The best plans for successful weight loss include a combination of healthy eating and exercise — strengthening exercises in particular. That’s because without exercise, you risk losing muscle mass instead of fat cells.
The military diet seemingly encourages moderate exercise, suggesting walking or circuit training. But they also advise cutting back on your activity “if your workout makes you feel dizzy or weak because of the low calorie count on the diet.”
Healthier advice, Peart recommends, is to eat enough to sustain you through at least moderate amounts of exercise.
Long-term, healthy weight loss doesn’t have to be something you do alone. In fact, people often benefit from working with a healthcare provider, like a registered dietitian, to create a plan that works for their goals without upending their life.
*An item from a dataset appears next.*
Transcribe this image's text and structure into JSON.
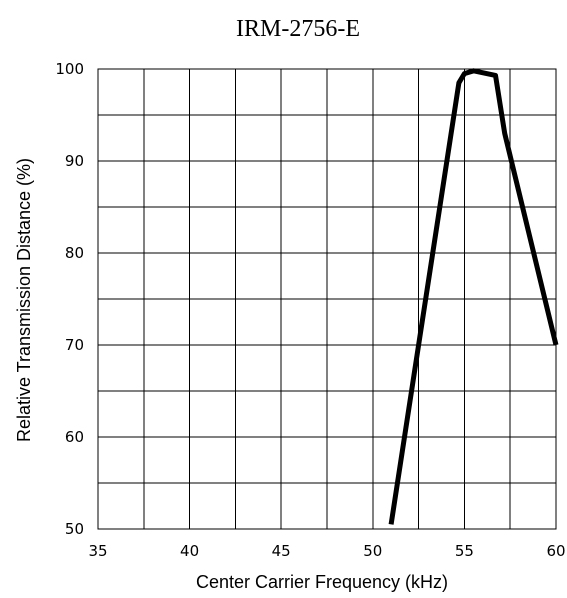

Your strategy for weight loss or any other health goal should be tailored to you. And it should be part of a lifestyle you can life with long term.
“Food is one of the great pleasures of life. We should enjoy it,” Peart emphasizes. “I always tell people, you’re at a healthy weight if you’re reasonably active, if you’re including foods that are nutritious, if your bloodwork (cholesterol, blood sugar, etc.) is going in the right direction and if you have a diet that you enjoy. Don’t leave that last part out.”